Byrd amendment merupakan peraturan AS yang membagikan bea anti dumping dan
countervailing yang dikumpulkan pemerintah AS kepada industri domestiknya yang dirugikan
oleh tindakan dumping atau subsidi oleh negara lain. Kasus ini menarik untuk dikaji karena
menunjukan keterkaitan yang erat antara kebijakan dalam negeri suatu negara dengan peraturan
yang disepakati di WTO. AS berpendapat bahwa WTO tidak mengatur bagaimana suatu negara
harus menggunakan bea anti dumping dan countervailing, karenanya AS bebas untuk
membagikannya kepada industri domestiknya. Namun negara-negara penggugat di atas
berpendapat bahwa byrd amendment menyebabkan kerugian ganda bagi produk ekspornya,
karena AS di satu sisi telah memberlakukan bea anti dumping dan countervailing, dan kemudian
membagikannya kepada perusahaan saingannya di AS. Byrd Amendment tersebut dianggap
tindakan yag berlebihan dalam menangkal dumping atau subsidi dari negara lain. Kasus ini juga
sarat dengan interpretasi legalistik berbagai perjanjian WTO khususnya berkaitan dengan
perjanjian Anti Dumping dan Subsidy and Countervailing Measures.
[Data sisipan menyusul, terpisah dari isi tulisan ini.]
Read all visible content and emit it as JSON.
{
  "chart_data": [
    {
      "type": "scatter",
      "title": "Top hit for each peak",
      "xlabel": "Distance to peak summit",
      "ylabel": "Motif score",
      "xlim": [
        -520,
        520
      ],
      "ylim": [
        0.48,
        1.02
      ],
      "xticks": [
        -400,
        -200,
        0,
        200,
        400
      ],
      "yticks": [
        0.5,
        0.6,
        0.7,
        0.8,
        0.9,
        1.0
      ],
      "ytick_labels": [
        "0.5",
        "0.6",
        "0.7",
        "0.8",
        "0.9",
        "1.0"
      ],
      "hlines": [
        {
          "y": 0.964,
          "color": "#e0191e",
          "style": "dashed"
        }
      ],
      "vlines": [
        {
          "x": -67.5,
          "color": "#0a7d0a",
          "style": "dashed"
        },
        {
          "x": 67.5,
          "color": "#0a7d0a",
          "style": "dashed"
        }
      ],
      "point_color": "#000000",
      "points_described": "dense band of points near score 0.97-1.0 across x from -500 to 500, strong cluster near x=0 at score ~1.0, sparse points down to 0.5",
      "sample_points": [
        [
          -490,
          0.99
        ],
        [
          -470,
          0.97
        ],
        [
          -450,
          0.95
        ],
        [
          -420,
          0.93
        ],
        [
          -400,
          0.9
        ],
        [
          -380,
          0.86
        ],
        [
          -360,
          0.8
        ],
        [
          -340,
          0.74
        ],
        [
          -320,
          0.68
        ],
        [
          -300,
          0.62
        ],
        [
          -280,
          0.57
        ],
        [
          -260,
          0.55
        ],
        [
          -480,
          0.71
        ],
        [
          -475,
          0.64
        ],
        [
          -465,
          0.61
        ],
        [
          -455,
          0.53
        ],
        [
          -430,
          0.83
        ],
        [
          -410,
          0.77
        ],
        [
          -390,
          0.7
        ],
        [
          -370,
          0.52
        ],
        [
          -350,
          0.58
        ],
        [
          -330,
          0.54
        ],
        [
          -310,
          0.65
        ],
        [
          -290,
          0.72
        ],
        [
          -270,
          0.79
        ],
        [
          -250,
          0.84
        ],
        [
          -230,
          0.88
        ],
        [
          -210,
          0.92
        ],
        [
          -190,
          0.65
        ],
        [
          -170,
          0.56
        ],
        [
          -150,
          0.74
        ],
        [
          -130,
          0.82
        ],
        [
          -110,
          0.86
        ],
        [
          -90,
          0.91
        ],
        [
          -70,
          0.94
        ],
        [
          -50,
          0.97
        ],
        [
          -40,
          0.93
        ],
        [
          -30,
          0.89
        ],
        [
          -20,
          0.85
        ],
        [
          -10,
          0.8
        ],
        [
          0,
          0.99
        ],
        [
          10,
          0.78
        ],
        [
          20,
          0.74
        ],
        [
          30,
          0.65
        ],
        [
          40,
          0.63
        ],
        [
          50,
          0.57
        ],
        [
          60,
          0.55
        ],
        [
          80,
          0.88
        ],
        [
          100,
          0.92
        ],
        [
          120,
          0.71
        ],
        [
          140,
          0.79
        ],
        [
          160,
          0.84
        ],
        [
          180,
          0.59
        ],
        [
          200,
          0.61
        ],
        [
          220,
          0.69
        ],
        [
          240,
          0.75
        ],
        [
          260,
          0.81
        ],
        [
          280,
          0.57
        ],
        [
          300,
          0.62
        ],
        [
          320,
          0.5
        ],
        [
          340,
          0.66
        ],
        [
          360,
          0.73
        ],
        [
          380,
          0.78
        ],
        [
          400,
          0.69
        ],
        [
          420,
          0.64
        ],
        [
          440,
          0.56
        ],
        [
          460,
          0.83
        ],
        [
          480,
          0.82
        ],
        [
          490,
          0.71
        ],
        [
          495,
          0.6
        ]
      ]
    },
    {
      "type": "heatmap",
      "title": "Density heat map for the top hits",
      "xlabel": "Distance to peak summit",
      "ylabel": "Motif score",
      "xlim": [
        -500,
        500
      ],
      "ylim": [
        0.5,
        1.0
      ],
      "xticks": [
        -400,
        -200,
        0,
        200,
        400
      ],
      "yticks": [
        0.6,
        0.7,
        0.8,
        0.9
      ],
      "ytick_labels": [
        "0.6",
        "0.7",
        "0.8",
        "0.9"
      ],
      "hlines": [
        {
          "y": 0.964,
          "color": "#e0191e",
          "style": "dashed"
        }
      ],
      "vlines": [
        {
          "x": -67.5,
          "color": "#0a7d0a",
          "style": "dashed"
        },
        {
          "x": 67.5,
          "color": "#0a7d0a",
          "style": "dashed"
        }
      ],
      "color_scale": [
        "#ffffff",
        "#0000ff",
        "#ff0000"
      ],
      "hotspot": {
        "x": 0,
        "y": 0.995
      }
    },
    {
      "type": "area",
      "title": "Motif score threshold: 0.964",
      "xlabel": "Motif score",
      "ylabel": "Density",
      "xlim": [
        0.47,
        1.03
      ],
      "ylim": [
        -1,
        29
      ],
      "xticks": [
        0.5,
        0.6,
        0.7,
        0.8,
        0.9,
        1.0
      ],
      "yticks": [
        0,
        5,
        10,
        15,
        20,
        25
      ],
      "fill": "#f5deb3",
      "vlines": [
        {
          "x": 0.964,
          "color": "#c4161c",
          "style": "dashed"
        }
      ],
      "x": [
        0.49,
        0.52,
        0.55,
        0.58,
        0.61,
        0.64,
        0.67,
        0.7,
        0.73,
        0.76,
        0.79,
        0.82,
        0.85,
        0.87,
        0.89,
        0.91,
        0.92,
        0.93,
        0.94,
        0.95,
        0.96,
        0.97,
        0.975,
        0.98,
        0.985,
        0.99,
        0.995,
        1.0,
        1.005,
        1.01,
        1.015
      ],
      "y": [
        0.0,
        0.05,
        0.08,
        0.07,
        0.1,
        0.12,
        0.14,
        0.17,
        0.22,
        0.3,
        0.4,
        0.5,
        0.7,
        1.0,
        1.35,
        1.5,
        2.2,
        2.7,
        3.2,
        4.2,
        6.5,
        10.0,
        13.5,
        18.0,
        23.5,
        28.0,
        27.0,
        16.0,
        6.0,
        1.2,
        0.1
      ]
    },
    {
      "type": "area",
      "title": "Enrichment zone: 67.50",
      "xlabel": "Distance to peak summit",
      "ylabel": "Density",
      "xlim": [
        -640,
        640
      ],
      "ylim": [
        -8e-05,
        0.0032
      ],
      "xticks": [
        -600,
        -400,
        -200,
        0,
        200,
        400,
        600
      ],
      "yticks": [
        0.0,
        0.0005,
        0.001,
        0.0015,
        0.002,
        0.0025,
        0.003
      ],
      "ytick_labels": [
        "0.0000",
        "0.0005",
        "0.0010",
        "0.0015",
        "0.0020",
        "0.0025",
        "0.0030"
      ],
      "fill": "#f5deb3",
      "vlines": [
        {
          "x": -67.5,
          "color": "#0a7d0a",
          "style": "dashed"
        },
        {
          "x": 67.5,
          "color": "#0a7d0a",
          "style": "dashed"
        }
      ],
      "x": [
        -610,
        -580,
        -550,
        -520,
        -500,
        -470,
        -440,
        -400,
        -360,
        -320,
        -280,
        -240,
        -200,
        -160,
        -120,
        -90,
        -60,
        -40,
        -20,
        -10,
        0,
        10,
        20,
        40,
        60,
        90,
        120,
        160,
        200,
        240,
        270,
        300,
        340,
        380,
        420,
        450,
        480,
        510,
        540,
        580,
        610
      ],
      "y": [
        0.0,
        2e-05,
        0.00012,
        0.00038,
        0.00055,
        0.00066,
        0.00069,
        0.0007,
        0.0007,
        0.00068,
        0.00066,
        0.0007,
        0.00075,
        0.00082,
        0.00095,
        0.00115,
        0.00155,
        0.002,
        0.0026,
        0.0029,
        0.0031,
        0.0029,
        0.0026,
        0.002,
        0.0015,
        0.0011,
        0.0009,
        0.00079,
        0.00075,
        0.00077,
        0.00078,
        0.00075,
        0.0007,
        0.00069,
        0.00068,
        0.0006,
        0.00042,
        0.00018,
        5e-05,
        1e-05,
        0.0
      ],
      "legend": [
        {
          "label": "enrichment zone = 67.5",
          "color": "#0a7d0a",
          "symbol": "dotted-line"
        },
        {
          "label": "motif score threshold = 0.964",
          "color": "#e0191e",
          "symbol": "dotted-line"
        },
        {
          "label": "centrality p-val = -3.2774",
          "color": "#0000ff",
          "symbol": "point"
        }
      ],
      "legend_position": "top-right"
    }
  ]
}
Panel untuk kasus ini yang dibentuk pada tahun 2001 telah menghasilkan
keputusan untuk merekomndasikan kepada DSB untuk meminta AS agar menyesuaikan
peraturannya dengan persetujuan-persetujuan WTO dengan cara mencabut CDSOA (Bird
Amendment). Namun AS mengajukan banding atas keputusan tersebut sehingga
kemudian dibentuk Appellate Body yang pada bulan Januari 2003 memutuskan bahwa
Byrd Amendment tidak konsisten dengan persetujuan-persetujuan WTO. Oleh karena itu
AS diminta untuk melakukan penyesuaian (perubahan) dalam Byrd Amendment tersebut
agar konsisten dengan ketentuan WTO.